The hardest nights were the nights when the cloaked being would stand by and watch her nightmare unfold. He stood with his great arms crossed, like some horrible master watching in wicked approval as the monster swooped down for Abdhe and Lynhi. Jahrra would cry out desperately for him to help her, but no matter how much she cried and begged, he did not move and he would not help her. He only stood solemnly in the distance, his head covered and his face hidden in shadow, watching noiselessly and motionlessly as the wind whipped his cloak around like an emerald banner.
After several recurring dreams of this horrible scene, Jahrra became angry with him. Why wouldn’t he help her parents? Why did he just look on like nothing was happening?
As the weeks went on, this didn’t change. Her parents were always torn from her and the hooded figure always watched like a statue. Jahrra thought this torture would never end, but gradually, as gradually as the earth itself changes, she found herself looking to the hooded figure, finding comfort in his mere presence. It was then that she realized he could do nothing, for this wasn’t his dream, this wasn’t his sorrow, but hers. He was doing all he could just by being there on the edge of her nightmare.

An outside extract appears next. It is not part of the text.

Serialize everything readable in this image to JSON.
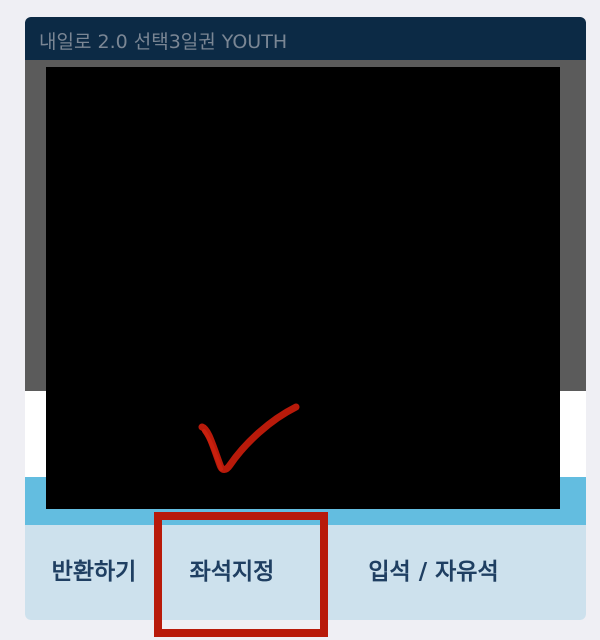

Soon, Jahrra no longer saw the monster as it took her parents away, and she no longer felt as mournful as she had before. This being, this person, whoever he was, had helped her get past the loss of her parents more than she could ever know. She no longer hated him, but looked to him as a beacon of comfort when the dreams came, and soon, sooner than she would have thought, she was no longer waking up in tears.

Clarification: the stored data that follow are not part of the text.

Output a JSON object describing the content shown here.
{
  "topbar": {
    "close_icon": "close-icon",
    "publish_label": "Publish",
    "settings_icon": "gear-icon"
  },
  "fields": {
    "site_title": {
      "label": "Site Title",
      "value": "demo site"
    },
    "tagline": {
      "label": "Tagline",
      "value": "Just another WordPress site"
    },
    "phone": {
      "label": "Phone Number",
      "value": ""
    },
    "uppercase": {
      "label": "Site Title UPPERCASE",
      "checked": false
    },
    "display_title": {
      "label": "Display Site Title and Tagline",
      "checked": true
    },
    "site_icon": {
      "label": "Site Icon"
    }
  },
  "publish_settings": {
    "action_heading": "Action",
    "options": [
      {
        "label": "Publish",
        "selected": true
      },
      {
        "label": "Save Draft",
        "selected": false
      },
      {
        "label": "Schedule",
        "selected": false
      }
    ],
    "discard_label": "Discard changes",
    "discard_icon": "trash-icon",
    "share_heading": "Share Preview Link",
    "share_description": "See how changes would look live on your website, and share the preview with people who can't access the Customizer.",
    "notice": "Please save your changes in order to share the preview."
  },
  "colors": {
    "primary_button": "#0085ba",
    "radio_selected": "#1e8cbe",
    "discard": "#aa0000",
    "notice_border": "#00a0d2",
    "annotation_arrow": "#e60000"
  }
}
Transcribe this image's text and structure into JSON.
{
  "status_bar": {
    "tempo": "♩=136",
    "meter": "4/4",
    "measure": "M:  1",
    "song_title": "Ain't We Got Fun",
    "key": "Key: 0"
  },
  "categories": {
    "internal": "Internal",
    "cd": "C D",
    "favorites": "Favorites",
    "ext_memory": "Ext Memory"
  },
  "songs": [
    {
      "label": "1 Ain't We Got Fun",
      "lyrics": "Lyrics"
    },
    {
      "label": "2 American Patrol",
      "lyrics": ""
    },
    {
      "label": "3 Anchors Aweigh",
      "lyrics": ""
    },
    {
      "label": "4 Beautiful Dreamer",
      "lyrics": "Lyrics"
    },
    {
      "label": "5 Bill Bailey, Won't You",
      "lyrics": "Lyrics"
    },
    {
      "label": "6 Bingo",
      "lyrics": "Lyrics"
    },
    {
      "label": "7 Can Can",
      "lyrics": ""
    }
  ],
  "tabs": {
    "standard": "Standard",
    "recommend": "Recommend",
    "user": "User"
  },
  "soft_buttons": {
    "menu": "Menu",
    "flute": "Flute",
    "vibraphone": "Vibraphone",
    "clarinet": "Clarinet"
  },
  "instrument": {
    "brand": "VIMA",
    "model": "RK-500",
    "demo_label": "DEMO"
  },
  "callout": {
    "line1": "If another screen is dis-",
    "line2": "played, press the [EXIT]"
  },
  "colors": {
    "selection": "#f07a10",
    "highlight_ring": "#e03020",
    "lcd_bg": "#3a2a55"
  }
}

The soft, mournful hooting of an owl reminded Jahrra that the day was over. She put her hands to her cheeks to wipe away her tears only to be surprised to find them warm and dry. She took a deep breath, shaking the remaining images of her dreams from her mind. It had done her some good to think about them, even if they had been terrifying at first. Her dreams had shown her the truth of her pain, of her sorrow, and that it was time for her to move on. Jahrra walked back to the Castle Guard Ruin in the twilight hoping that this coming year would pass with less pain and sadness. Somehow, she knew that it would.